兵庫県西宮市甲子園口 耳鼻咽喉科 レーザー手術 甲状腺腫瘍 花粉症 アレルギー

院長通信

2016年12月

乳幼児の鼻漏(びろう)

 関東地方では11月下旬に寒波が到来し、東京でも積雪が観測されました。この寒波は幸いにも関西地方を迂回してくれましたがそれでも日ごとに寒さが増しているのを体感されていることと思います。 寒く空気の乾燥した冬季に増加するのが鼻漏(びろう)を垂らした乳幼児の患者様です。これは抵抗力、適応力が十分でない乳幼児が寒冷や乾燥といった気象条件の影響を最も受けやすいためです。

 鼻漏(びろう)とは鼻みず、鼻汁(びじゅう)のことで、鼻の粘膜にある分泌腺と杯細胞(はいさいぼう)から出た分泌液と、鼻の血管からにじみ出た血漿(けっしょう)成分の合わさったものです。鼻の粘膜からの分泌液は本来病的なものでなく、適切な量の分泌物は鼻に入ったゴミを取り除く線毛運動という仕組みに不可欠なものです。しかし寒冷刺激、ウイルス感染、抗原刺激などにより分泌物や血漿成分が過剰に産生されると鼻漏が増加し、鼻づまりや呼吸困難といった症状が出現するのです。透明な鼻漏が増加した状態は、一般的に急性鼻炎やアレルギー性鼻炎と呼ばれるのですが、この時点で適切な治療を行わずに放置していると、細菌感染を合併して黄色い鼻漏を出す副鼻腔炎の状態になります。

 副鼻腔炎は急性中耳炎や滲出性中耳炎などの耳の病気、急性咽喉頭炎や急性声門下喉頭炎(仮性クループとも呼ばれます)などの上気道感染症および気管支炎、肺炎などの下気道感染症を続発させる事もしばしばで、治療が適切に行わなければ病気の連鎖を起こしてしまいます。

 鼻の粘膜には鼻漏をのどの奥に送る働きがありますので、鼻漏が増加してくると鼻がのどに流れる状態(後鼻漏と呼びます)も出現します。

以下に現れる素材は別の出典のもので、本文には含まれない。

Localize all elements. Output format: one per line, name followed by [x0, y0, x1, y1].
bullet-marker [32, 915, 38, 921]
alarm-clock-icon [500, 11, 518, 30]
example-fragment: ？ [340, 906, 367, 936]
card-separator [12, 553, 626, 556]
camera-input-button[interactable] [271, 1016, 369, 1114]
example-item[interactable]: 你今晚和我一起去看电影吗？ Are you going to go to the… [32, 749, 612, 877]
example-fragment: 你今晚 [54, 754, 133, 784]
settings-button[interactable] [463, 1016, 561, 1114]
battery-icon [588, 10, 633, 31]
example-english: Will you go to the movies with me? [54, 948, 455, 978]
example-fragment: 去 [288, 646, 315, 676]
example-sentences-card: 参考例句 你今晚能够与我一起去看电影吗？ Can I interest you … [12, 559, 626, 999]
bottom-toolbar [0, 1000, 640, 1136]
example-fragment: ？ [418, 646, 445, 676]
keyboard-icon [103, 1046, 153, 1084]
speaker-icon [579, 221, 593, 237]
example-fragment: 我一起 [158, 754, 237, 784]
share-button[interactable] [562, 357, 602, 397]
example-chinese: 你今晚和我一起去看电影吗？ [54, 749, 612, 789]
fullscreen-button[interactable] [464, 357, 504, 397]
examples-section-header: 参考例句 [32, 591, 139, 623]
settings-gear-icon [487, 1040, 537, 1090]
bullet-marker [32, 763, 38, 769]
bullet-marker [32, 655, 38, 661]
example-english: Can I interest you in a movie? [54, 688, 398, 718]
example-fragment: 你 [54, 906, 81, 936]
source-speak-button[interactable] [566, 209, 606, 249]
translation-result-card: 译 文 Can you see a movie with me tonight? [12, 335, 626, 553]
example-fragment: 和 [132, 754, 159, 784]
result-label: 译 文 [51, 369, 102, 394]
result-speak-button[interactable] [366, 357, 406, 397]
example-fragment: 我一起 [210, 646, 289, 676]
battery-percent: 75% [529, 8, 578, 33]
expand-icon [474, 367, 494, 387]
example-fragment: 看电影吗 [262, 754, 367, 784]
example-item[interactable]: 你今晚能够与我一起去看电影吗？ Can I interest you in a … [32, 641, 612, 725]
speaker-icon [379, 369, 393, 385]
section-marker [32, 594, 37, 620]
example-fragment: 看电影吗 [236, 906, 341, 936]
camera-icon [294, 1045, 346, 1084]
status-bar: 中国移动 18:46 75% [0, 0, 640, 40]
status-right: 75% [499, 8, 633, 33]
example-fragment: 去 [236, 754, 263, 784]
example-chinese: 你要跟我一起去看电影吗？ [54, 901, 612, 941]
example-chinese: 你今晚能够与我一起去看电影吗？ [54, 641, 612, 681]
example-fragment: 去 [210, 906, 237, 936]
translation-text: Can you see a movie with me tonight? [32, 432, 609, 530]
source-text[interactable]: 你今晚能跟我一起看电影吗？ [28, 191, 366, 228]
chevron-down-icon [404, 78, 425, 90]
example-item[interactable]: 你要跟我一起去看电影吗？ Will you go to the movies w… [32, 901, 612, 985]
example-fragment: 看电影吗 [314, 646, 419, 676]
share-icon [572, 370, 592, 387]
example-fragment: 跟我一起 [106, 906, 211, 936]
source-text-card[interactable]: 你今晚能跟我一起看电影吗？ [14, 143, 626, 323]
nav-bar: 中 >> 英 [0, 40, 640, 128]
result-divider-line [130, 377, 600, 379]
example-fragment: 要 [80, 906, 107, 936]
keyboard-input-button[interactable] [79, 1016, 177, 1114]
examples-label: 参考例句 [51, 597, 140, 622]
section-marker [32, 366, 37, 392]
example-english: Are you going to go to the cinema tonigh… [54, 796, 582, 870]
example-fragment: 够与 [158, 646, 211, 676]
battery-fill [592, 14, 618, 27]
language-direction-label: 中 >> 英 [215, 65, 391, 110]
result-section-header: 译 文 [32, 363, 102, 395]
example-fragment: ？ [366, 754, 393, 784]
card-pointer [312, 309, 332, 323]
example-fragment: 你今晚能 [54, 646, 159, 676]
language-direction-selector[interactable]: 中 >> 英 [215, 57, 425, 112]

この後鼻漏は咳の原因になる事がしばしばで、咳がひどいと受診された患者様の咳の原因が実は鼻の病気であったという例も少なくありません。喉(のど)の炎症が原因の咳に対しては咳止め薬は有用ですが、後鼻漏が原因の咳に対して咳止めの薬を服用することは体の防衛能力を低下させて下気道感染症を引き起こす場合がありますので避けていただきたいと思います。

 乳幼児の鼻漏は万病の始まりです。ことに黄色い鼻漏を認めたらすぐに耳鼻咽喉科を受診させていただきたいと存じます。乳幼児の鼻漏はなかなか止まりにくく長期間の通院が必要となる場合も少なくありませんが、根気よく治療を受けさせていただきたいと存じます。